The main takeaway from this week is that we are treating bears as mythical creatures, back into extinction mode, until they can resurrect themselves. Price action closed above 2955 on Friday for one session and backtested against the 2994 prior week’s high, signifying a full retracement of the inside week range. For the next few sessions and weeks, treat 2855 vs 2881.75 as a higher lows/double bottom setup on the daily and weekly timeframe, and dips should be buyable when immediate trending supports hold on the micro trending charts such as 1hr/4hr.

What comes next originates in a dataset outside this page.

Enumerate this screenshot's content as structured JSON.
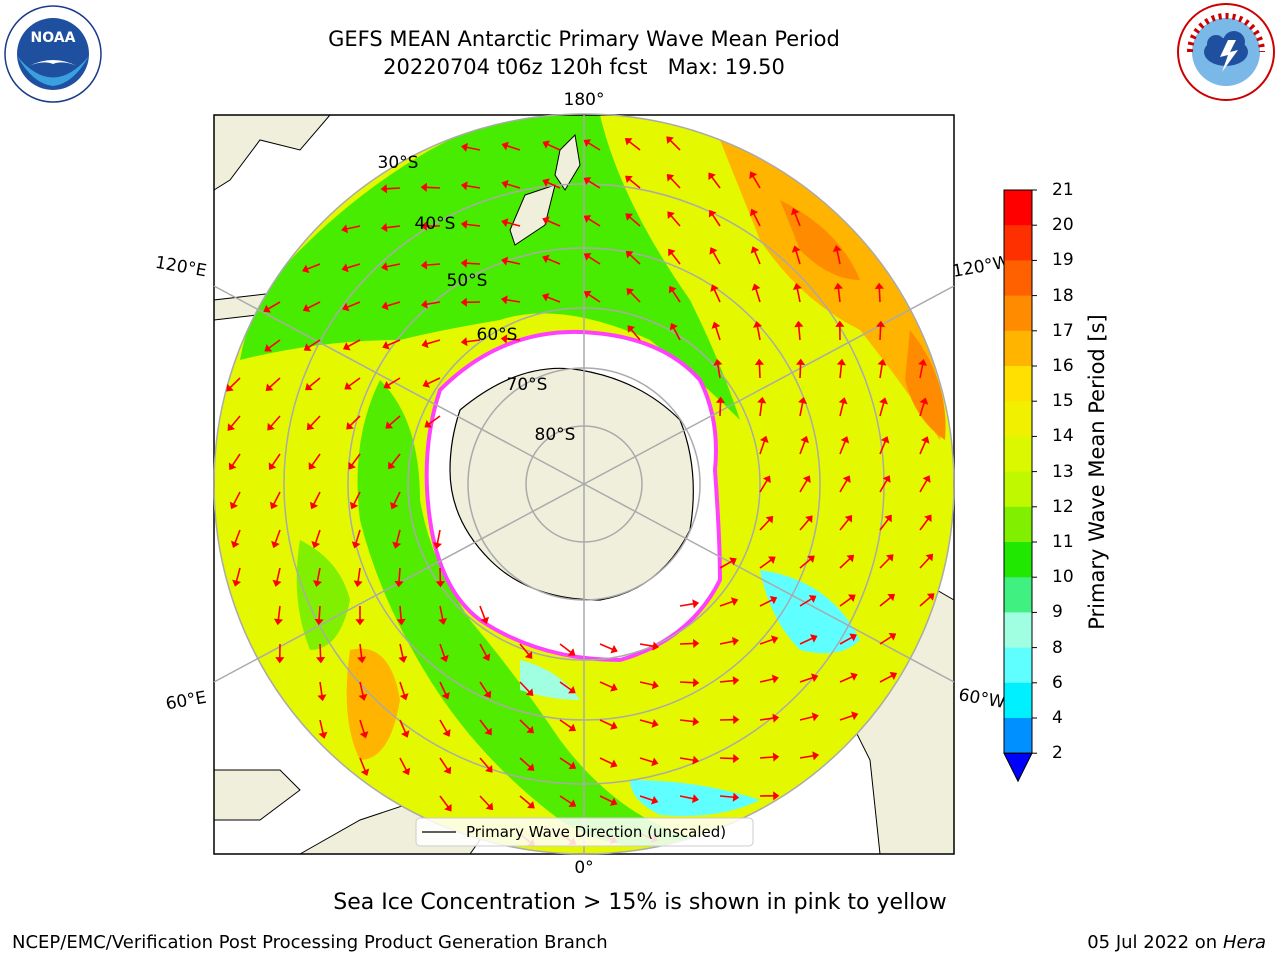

Friday closed at 2970.25 on the ES as a top wick bull bar candlestick. The bulls were unable to close at the dead highs, but they closed above the major 2955 level from these past few months. Heading into this week, when above 2941.75, all dips are buyable on the micro and traders should be focused on buying dips only until price proves otherwise. Below 2941.75 creates another potential double top/lower high setup on the lower timeframes that could extend into the daily/weekly timeframe.
Technically speaking, price action is still trading within an inside week range of 2994.5-2855 overall from the September 30th week, and traders must be aware of this if Monday and the early week in general does not gap up or break above this range. Earnings season is ahead of us, so traders must make sure to manage risk exposure/deltas properly in this environment with the potential of another inside week “shake and bake.”
Our 4-hour white line projection is king for now with 4-hour red line projection as alternative. Adapt when price proves otherwise. Also keep in mind that the daily chart could be a W-bottom formation already or one more retracement lower, then a blast off towards 3193.75 macro target.
The weekly chart was an inside week full retracement of the Sept 30th bear candlestick, and the higher lows/double bottom setup is fairly clear on this timeframe. At this point, when above 2881.75, the bulls have the ball, and this is especially true when above 2900/2915.
Overall October Bias and Into Year End/Year 2020:
- The multi-monthly chart range is 2775.75- 3029.50 overall and we’re treating this as a bullish consolidation given the macro trend until the odds shift.
- For the immediate pathway of the bull train to produce a significant immediate momentum setup into 3193.75 measured move target, then the 2955, 2995, 3029.5 levels are the trigger levels.
- Watch closely and adapt if bears shift the odds by breaking back below 2855/2775.75.
- Utilize level by level approach and know your timeframes.
- October low could very well be in already from the 2855 sticksave, so be aware of this potential.